Fix went stone still, the lean little gunfighter on high alert, braced for action. His gloved hands hovered itchy by his gunstocks in his belt. He spat a chaw of tobacco on the ground, flinty observant eyes surgically carving a line across the rocks above them. “Shhh.”

Tucker unsnapped the clasp holding his Sharps rifle on his saddlebag of his dun colored stallion with a little
click
. Bodie eyeballed the others, and they caught his gaze. He snicked his glance to the left. There was a blur of movement on a scree behind him. Then they saw Calderon as he stepped out from behind a big rock a few feet ahead, holding a rifle in his bandito rags. His eyes were shiny black marbles.
 

“We meet up again, gringos.”
 

The three gunfighters faced the outnumbered Mexican, sitting laconically in their saddles and cradling their weapons. The silver in the saddlebags glittered and glinted in the pale ghost of the full moon appearing overhead in the twilight sky.

Tucker’s tone was blunt. “What do you want?”

Calderon nodded. “I come for the silver.” They watched him. “Mostly.”

Bodie got riled. “Your Jefe said we could take it.”

“Jefe change his mind, gringos, and he wants his silver back.”

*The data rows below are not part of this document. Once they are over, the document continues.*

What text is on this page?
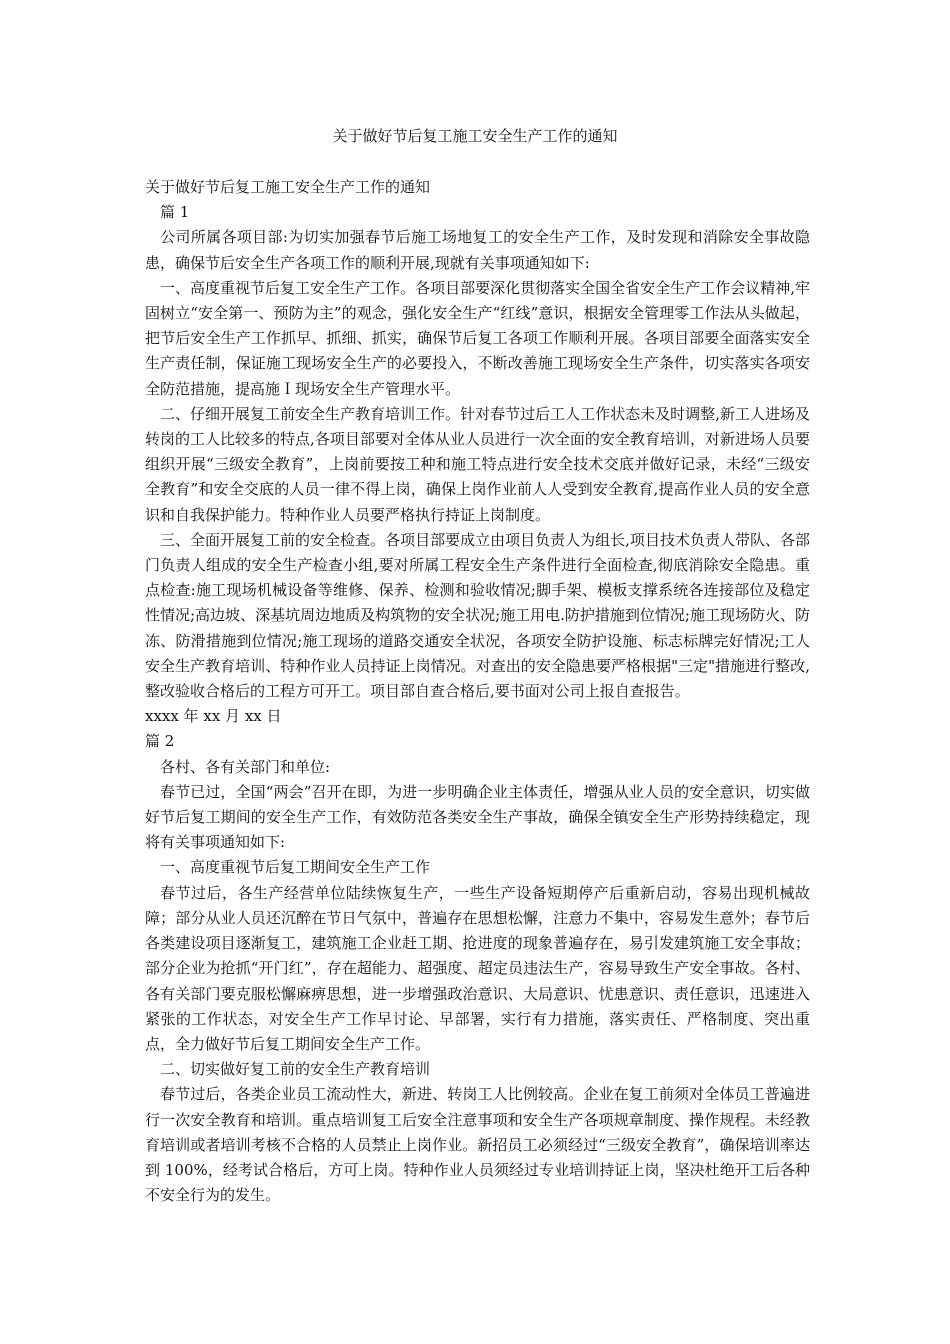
关于做好节后复工施工安全生产工作的通知

关于做好节后复工施工安全生产工作的通知

篇 1

公司所属各项目部:为切实加强春节后施工场地复工的安全生产工作，及时发现和消除安全事故隐患，确保节后安全生产各项工作的顺利开展,现就有关事项通知如下:

一、高度重视节后复工安全生产工作。各项目部要深化贯彻落实全国全省安全生产工作会议精神,牢固树立“安全第一、预防为主”的观念，强化安全生产“红线”意识，根据安全管理零工作法从头做起，把节后安全生产工作抓早、抓细、抓实，确保节后复工各项工作顺利开展。各项目部要全面落实安全生产责任制，保证施工现场安全生产的必要投入，不断改善施工现场安全生产条件，切实落实各项安全防范措施，提高施Ｉ现场安全生产管理水平。

二、仔细开展复工前安全生产教育培训工作。针对春节过后工人工作状态未及时调整,新工人进场及转岗的工人比较多的特点,各项目部要对全体从业人员进行一次全面的安全教育培训，对新进场人员要组织开展“三级安全教育”，上岗前要按工种和施工特点进行安全技术交底并做好记录，未经“三级安全教育”和安全交底的人员一律不得上岗，确保上岗作业前人人受到安全教育,提高作业人员的安全意识和自我保护能力。特种作业人员要严格执行持证上岗制度。

三、全面开展复工前的安全检查。各项目部要成立由项目负责人为组长,项目技术负责人带队、各部门负责人组成的安全生产检查小组,要对所属工程安全生产条件进行全面检查,彻底消除安全隐患。重点检查:施工现场机械设备等维修、保养、检测和验收情况;脚手架、模板支撑系统各连接部位及稳定性情况;高边坡、深基坑周边地质及构筑物的安全状况;施工用电.防护措施到位情况;施工现场防火、防冻、防滑措施到位情况;施工现场的道路交通安全状况，各项安全防护设施、标志标牌完好情况;工人安全生产教育培训、特种作业人员持证上岗情况。对查出的安全隐患要严格根据"三定"措施进行整改,整改验收合格后的工程方可开工。项目部自查合格后,要书面对公司上报自查报告。

xxxx 年 xx 月 xx 日

篇 2

各村、各有关部门和单位:

春节已过，全国“两会”召开在即，为进一步明确企业主体责任，增强从业人员的安全意识，切实做好节后复工期间的安全生产工作，有效防范各类安全生产事故，确保全镇安全生产形势持续稳定，现将有关事项通知如下:

一、高度重视节后复工期间安全生产工作

春节过后，各生产经营单位陆续恢复生产，一些生产设备短期停产后重新启动，容易出现机械故障；部分从业人员还沉醉在节日气氛中，普遍存在思想松懈，注意力不集中，容易发生意外；春节后各类建设项目逐渐复工，建筑施工企业赶工期、抢进度的现象普遍存在，易引发建筑施工安全事故；部分企业为抢抓“开门红”，存在超能力、超强度、超定员违法生产，容易导致生产安全事故。各村、各有关部门要克服松懈麻痹思想，进一步增强政治意识、大局意识、忧患意识、责任意识，迅速进入紧张的工作状态，对安全生产工作早讨论、早部署，实行有力措施，落实责任、严格制度、突出重点，全力做好节后复工期间安全生产工作。

二、切实做好复工前的安全生产教育培训

春节过后，各类企业员工流动性大，新进、转岗工人比例较高。企业在复工前须对全体员工普遍进行一次安全教育和培训。重点培训复工后安全注意事项和安全生产各项规章制度、操作规程。未经教育培训或者培训考核不合格的人员禁止上岗作业。新招员工必须经过“三级安全教育”，确保培训率达到 100%，经考试合格后，方可上岗。特种作业人员须经过专业培训持证上岗，坚决杜绝开工后各种不安全行为的发生。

Tucker casually scanned the visibly empty box canyon, satisfied that there were no other bandits, and then returned his gaze to the interloper who faced them with a notable lack of concern being all by himself. “You come alone,” he said.


Solamente
.”

“So what if we don’t want to give it back?”

The bandit tilted his head, the way a dog regards a kill. “I take it anyway.”

Fix tickled his pearl-handled Colts with his gloved fingertips. “I’m gonna put one in his bone box just for shits and giggles.”

Three against one.

Those odds might not be in their favor, Tucker reflected. All of them remembered the bullet-ridden Mosca back in Santa Sangre with one between the eyes and five in the chest standing there laughing, completely unharmed. This one could be just as indestructible. They reckoned they were about to find out. As if to make the point, a mangy buzzard alighted on a crag of granite overhead, giving those below its malignant full attention.
 

Tucker suppressed a smile. “So we give you the silver, and you here all by your lonesome against us three, is gonna let us live?”

Calderon seemed taken aback. “No, gringo, I am going to kill you too.”

Tucker nodded. “Let’s get to it then.” With that, he fired both guns two-handed at point-blank range into Calderon’s chest, blowing smoking bullet holes through his front. Some of the bullets punched out fist-sized exit wounds in back.
 

The bandit staggered, but remained standing.
 

“Sonufabitch!” yelled Fix, flabbergasted. “Who the hell are these guys?”
 

Calderon spat a bloody, crumpled slug with powerful force and deadly accuracy between Tucker’s eyes, breaking the flesh and hurting him.
 

“Ow!” The cowboy recoiled, grabbing his forehead.
 

By then Bodie and Fix had their guns drawn and were fanning and firing, creating clouds of smoke and muzzleflash into which the bandit disappeared from view as his body was hammered again and again with lead, apparently riddling him with bullets and blowing him to pieces. The
thunderbooms
of the gunfire echoed around the box canyons long after the shooting ceased. The smoke cleared. Calderon was gone, fled into the ravine. He was quickly glimpsed scrambling up the rocks of the chasm, lizard quick. His chortling laughter reverberated.